I reached the road into Glencliffe shortly after noon, and Gummies and I made our way over to the Hikers Welcome Hostel. Double Orca’s parents live right across the street, so we stopped in there to grab our stuff, and Double Orca’s mom even gave us delicious homemade cookies. The hostel was also amazing. It was all run on the honour system, and they had bunks, tenting, an outdoor bath house with showers, laundry, and a toilet, as well as snacky foods for sale. Gummies and I both got the hiker combo, which was a frozen microwave pizza, chips, can of pop, and ice cream sandwich for 5 bucks. We also both showered for 3 dollars.

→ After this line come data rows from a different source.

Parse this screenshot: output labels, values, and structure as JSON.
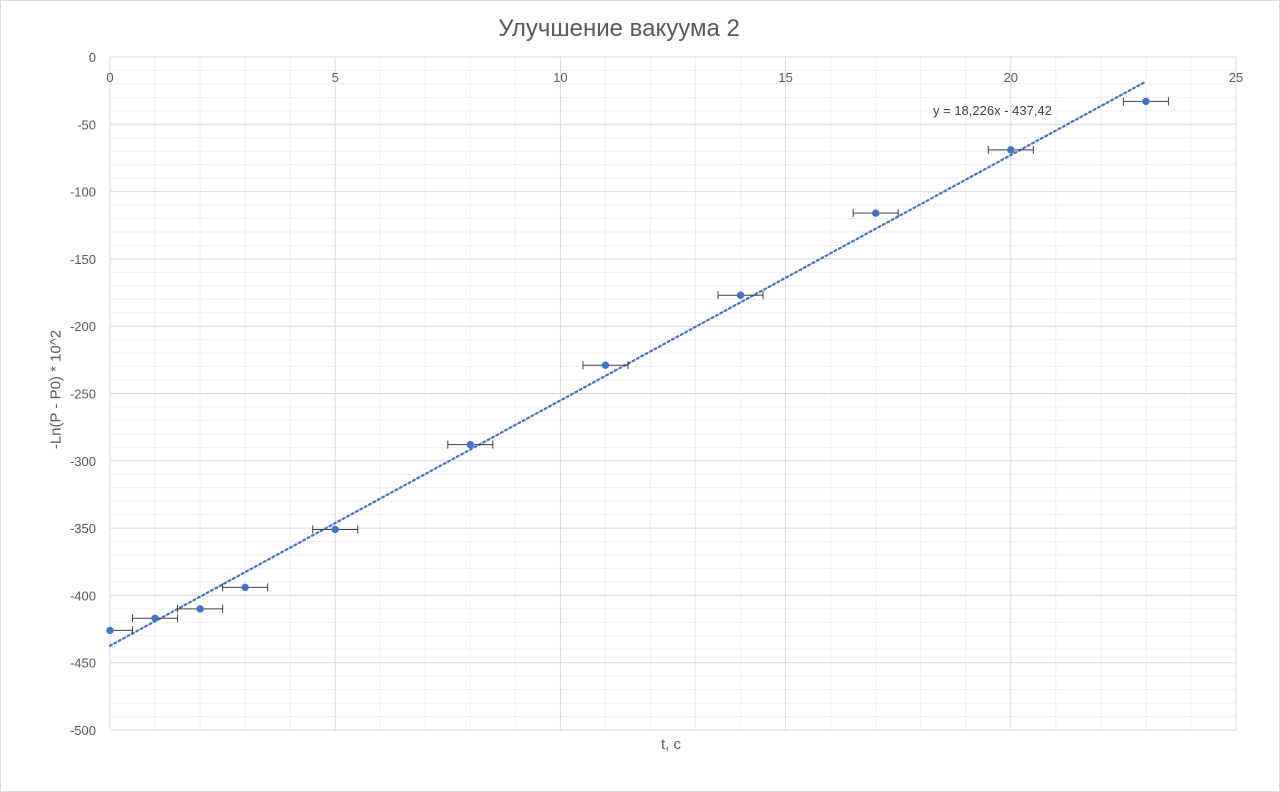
{
  "chart_data": {
    "type": "scatter",
    "title": "Улучшение вакуума 2",
    "xlabel": "t, c",
    "ylabel": "-Ln(P - P0) * 10^2",
    "xlim": [
      0,
      25
    ],
    "ylim": [
      -500,
      0
    ],
    "x_ticks": [
      "0",
      "5",
      "10",
      "15",
      "20",
      "25"
    ],
    "y_ticks": [
      "0",
      "-50",
      "-100",
      "-150",
      "-200",
      "-250",
      "-300",
      "-350",
      "-400",
      "-450",
      "-500"
    ],
    "grid": true,
    "legend": "none",
    "series": [
      {
        "x": [
          0,
          1,
          2,
          3,
          5,
          8,
          11,
          14,
          17,
          20,
          23
        ],
        "y": [
          -426,
          -417,
          -410,
          -394,
          -351,
          -288,
          -229,
          -177,
          -116,
          -69,
          -33
        ],
        "x_error": 0.5,
        "color": "#4472c4"
      }
    ],
    "trendline": {
      "type": "linear",
      "slope": 18.226,
      "intercept": -437.42,
      "x_range": [
        0,
        23
      ],
      "equation": "y = 18,226x - 437,42",
      "color": "#4472c4",
      "style": "dotted"
    }
  }
}
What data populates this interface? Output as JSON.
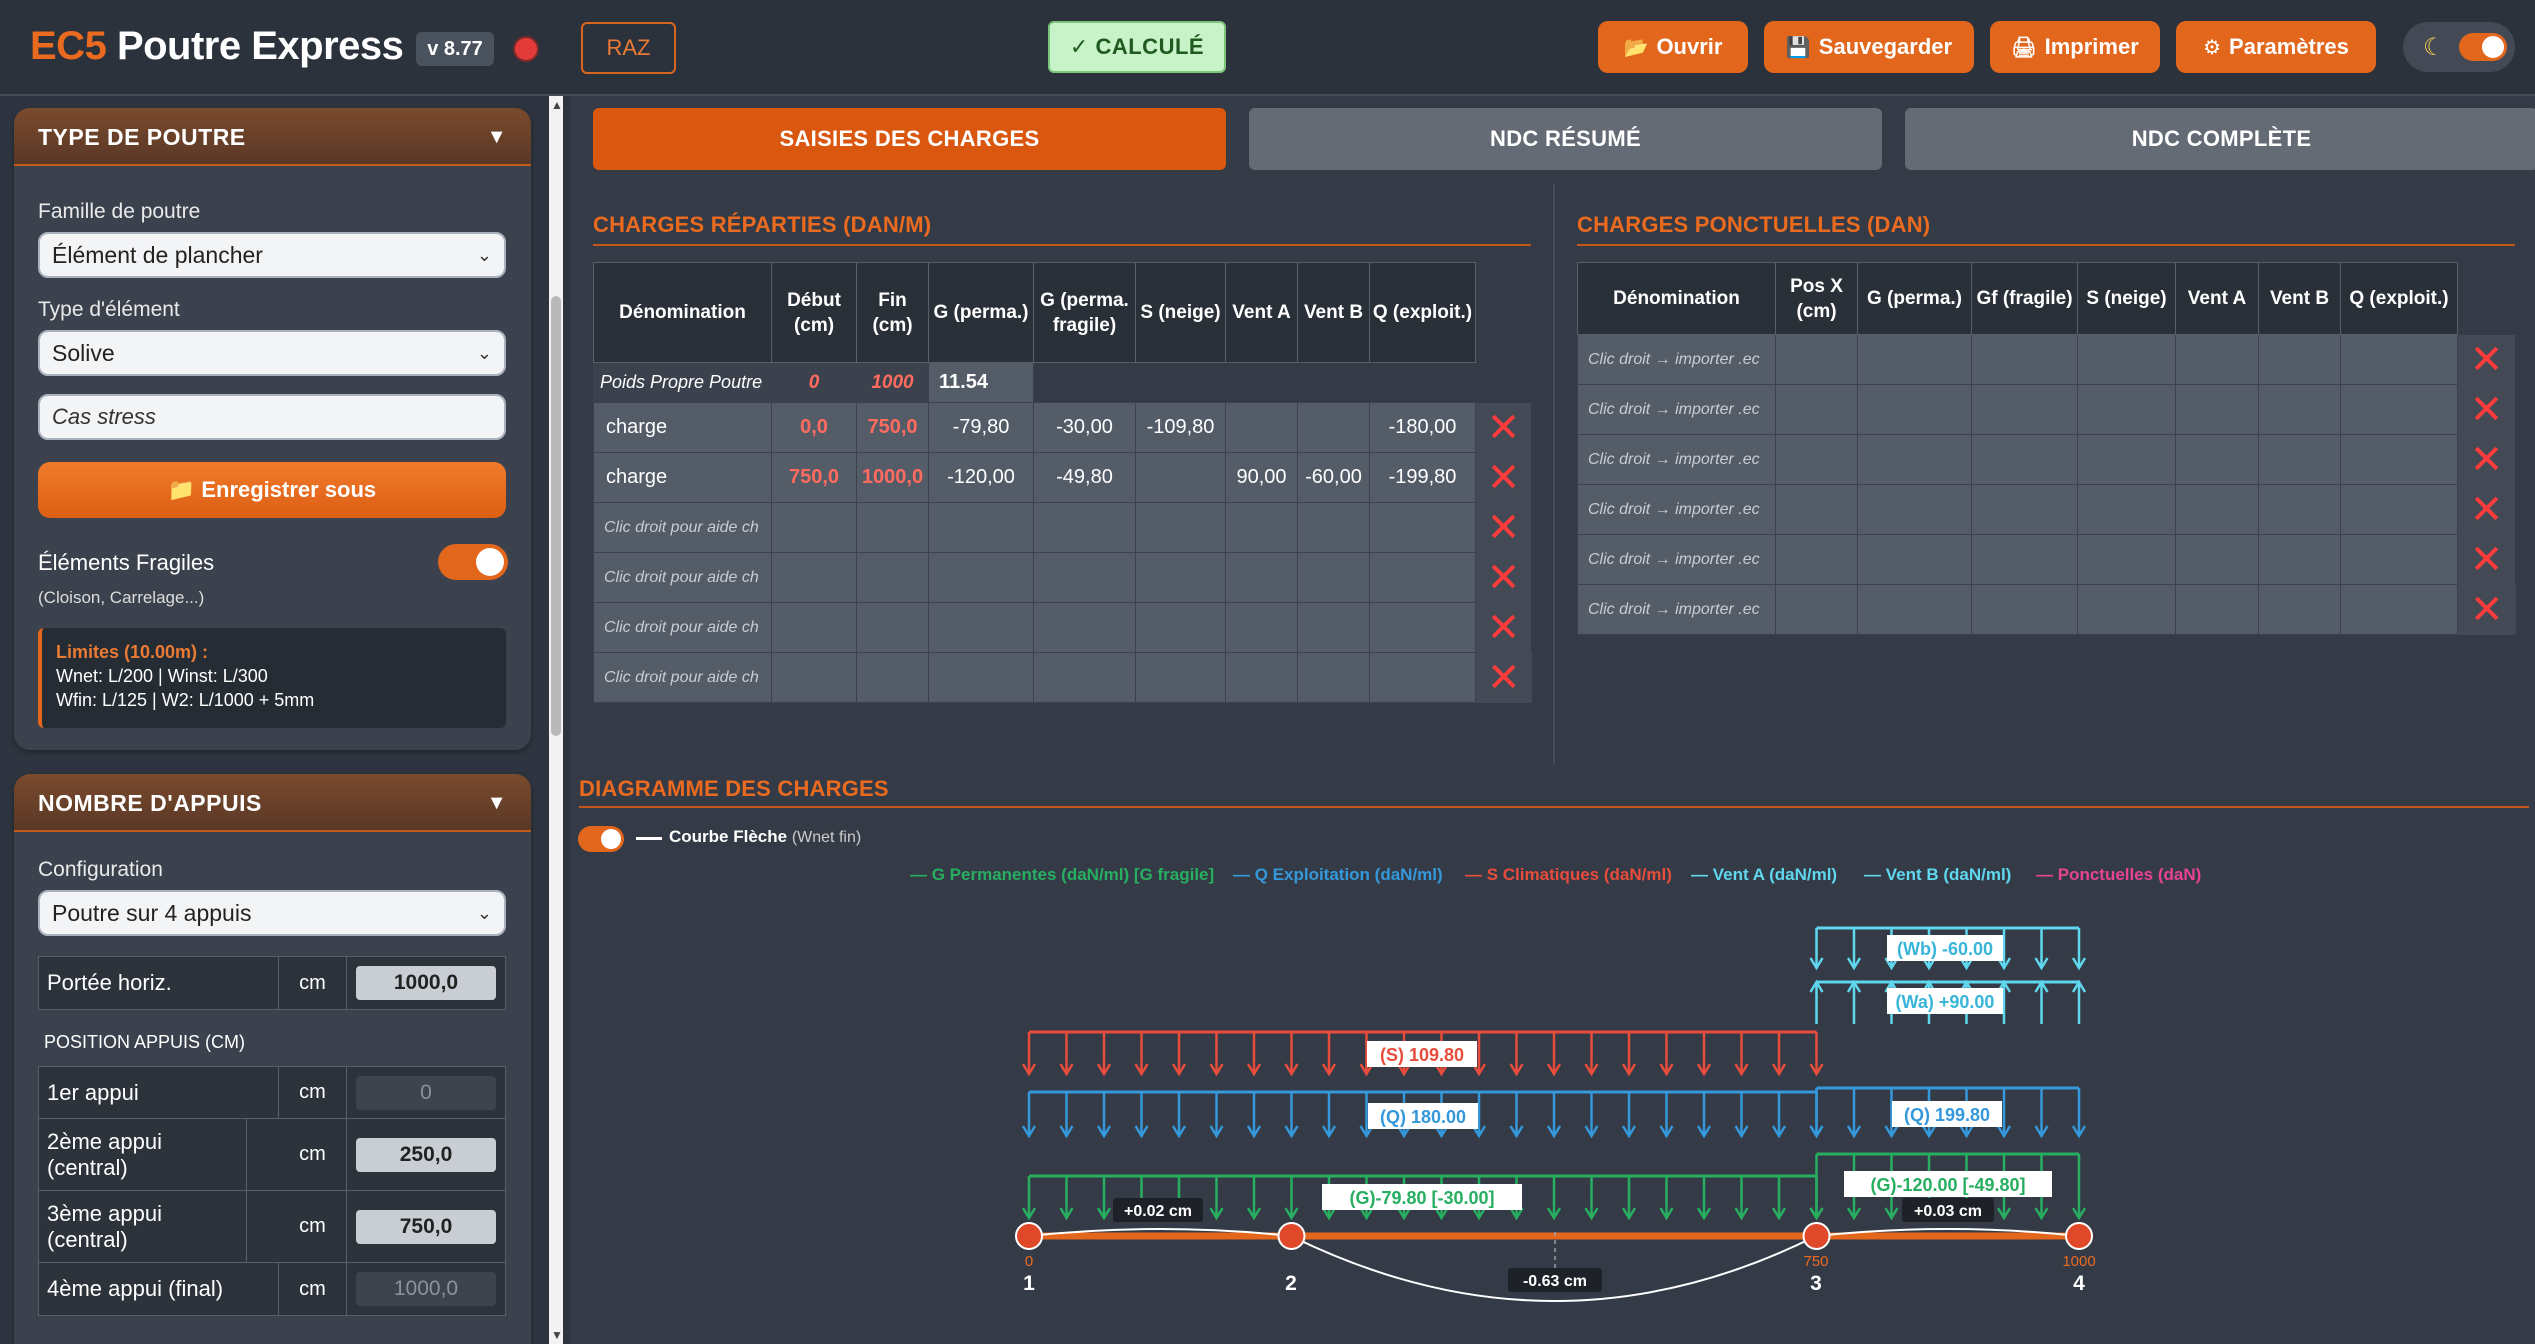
{
  "header": {
    "logo_ec5": "EC5",
    "logo_name": "Poutre Express",
    "version": "v 8.77",
    "raz_label": "RAZ",
    "calc_label": "✓ CALCULÉ",
    "buttons": [
      {
        "icon": "folder-icon",
        "label": "Ouvrir"
      },
      {
        "icon": "floppy-icon",
        "label": "Sauvegarder"
      },
      {
        "icon": "printer-icon",
        "label": "Imprimer"
      },
      {
        "icon": "gear-icon",
        "label": "Paramètres"
      }
    ],
    "theme_icon": "moon-icon"
  },
  "sidebar": {
    "type_panel": {
      "title": "TYPE DE POUTRE",
      "family_label": "Famille de poutre",
      "family_value": "Élément de plancher",
      "element_label": "Type d'élément",
      "element_value": "Solive",
      "case_name": "Cas stress",
      "save_button": "Enregistrer sous",
      "fragile_label": "Éléments Fragiles",
      "fragile_sub": "(Cloison, Carrelage...)",
      "limits_title": "Limites (10.00m) :",
      "limits_line1": "Wnet: L/200 | Winst: L/300",
      "limits_line2": "Wfin: L/125 | W2: L/1000 + 5mm"
    },
    "supports_panel": {
      "title": "NOMBRE D'APPUIS",
      "config_label": "Configuration",
      "config_value": "Poutre sur 4 appuis",
      "span": {
        "label": "Portée horiz.",
        "unit": "cm",
        "value": "1000,0"
      },
      "positions_title": "POSITION APPUIS (CM)",
      "positions": [
        {
          "label": "1er appui",
          "unit": "cm",
          "value": "0"
        },
        {
          "label": "2ème appui (central)",
          "unit": "cm",
          "value": "250,0"
        },
        {
          "label": "3ème appui (central)",
          "unit": "cm",
          "value": "750,0"
        },
        {
          "label": "4ème appui (final)",
          "unit": "cm",
          "value": "1000,0"
        }
      ]
    }
  },
  "tabs": [
    {
      "label": "SAISIES DES CHARGES",
      "active": true
    },
    {
      "label": "NDC RÉSUMÉ",
      "active": false
    },
    {
      "label": "NDC COMPLÈTE",
      "active": false
    }
  ],
  "distributed": {
    "title": "CHARGES RÉPARTIES (DAN/M)",
    "headers": [
      "Dénomination",
      "Début (cm)",
      "Fin (cm)",
      "G (perma.)",
      "G (perma. fragile)",
      "S (neige)",
      "Vent A",
      "Vent B",
      "Q (exploit.)"
    ],
    "self_weight": {
      "name": "Poids Propre Poutre",
      "start": "0",
      "end": "1000",
      "g": "11.54"
    },
    "rows": [
      {
        "name": "charge",
        "start": "0,0",
        "end": "750,0",
        "g": "-79,80",
        "gf": "-30,00",
        "s": "-109,80",
        "va": "",
        "vb": "",
        "q": "-180,00"
      },
      {
        "name": "charge",
        "start": "750,0",
        "end": "1000,0",
        "g": "-120,00",
        "gf": "-49,80",
        "s": "",
        "va": "90,00",
        "vb": "-60,00",
        "q": "-199,80"
      }
    ],
    "empty_hint": "Clic droit pour aide ch",
    "empty_rows": 4
  },
  "point": {
    "title": "CHARGES PONCTUELLES (DAN)",
    "headers": [
      "Dénomination",
      "Pos X (cm)",
      "G (perma.)",
      "Gf (fragile)",
      "S (neige)",
      "Vent A",
      "Vent B",
      "Q (exploit.)"
    ],
    "empty_hint": "Clic droit → importer .ec",
    "empty_rows": 6
  },
  "diagram": {
    "title": "DIAGRAMME DES CHARGES",
    "toggle_label": "Courbe Flèche",
    "toggle_sub": "(Wnet fin)",
    "legend": [
      {
        "label": "— G Permanentes (daN/ml) [G fragile]",
        "color": "#27ae60"
      },
      {
        "label": "— Q Exploitation (daN/ml)",
        "color": "#3498db"
      },
      {
        "label": "— S Climatiques (daN/ml)",
        "color": "#e74c3c"
      },
      {
        "label": "— Vent A (daN/ml)",
        "color": "#5fd7ee"
      },
      {
        "label": "— Vent B (daN/ml)",
        "color": "#5fd7ee"
      },
      {
        "label": "— Ponctuelles (daN)",
        "color": "#e84393"
      }
    ],
    "colors": {
      "g": "#27ae60",
      "q": "#3498db",
      "s": "#e74c3c",
      "wind": "#5fd7ee",
      "beam": "#e2661c"
    },
    "labels": {
      "wb": "(Wb) -60.00",
      "wa": "(Wa) +90.00",
      "s": "(S) 109.80",
      "q1": "(Q) 180.00",
      "q2": "(Q) 199.80",
      "g1": "(G)-79.80 [-30.00]",
      "g2": "(G)-120.00 [-49.80]",
      "d1": "+0.02 cm",
      "d2": "-0.63 cm",
      "d3": "+0.03 cm"
    },
    "positions": [
      "0",
      "750",
      "1000"
    ],
    "supports": [
      "1",
      "2",
      "3",
      "4"
    ]
  }
}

We had originally thought we might stay here, but then realized there was a shelter just a mile up the trail, so we decided to hike out to that to save some money. Basically every hiker we’ve been around so far was at the hostel and staying there for the night. Most of them are also using the slack pack service over Mount Moosilauke tomorrow, but we’re just going to haul our stuff up and over the old fashioned way. We did still spend several hours resting at the hostel, lounging in a hammock, drinking pop, and talking with the other hikers. We finally hiked out around 4pm.

When we made it to the shelter, we were the only ones here. I used my first AT privy, which was getting dangerously close to overflowing. Eventually, a group of Dartmouth College orientees showed up and are also camping here. We’re the only AT hikers though and it feels super weird. I guess since it’s so close to the hostel everyone just stays there instead.

We ate dinner and collected water from Jeffers Brook, which is flowing nearby in a beautiful waterfall. Tomorrow is going to be a big day as we take on Mount Moosilauke, our first 4000 footer on trail and what is considered the “official” start of the Whites. There’s a chance of rain in the afternoon and so fingers crossed we make it down the treacherous descent while it’s still dry!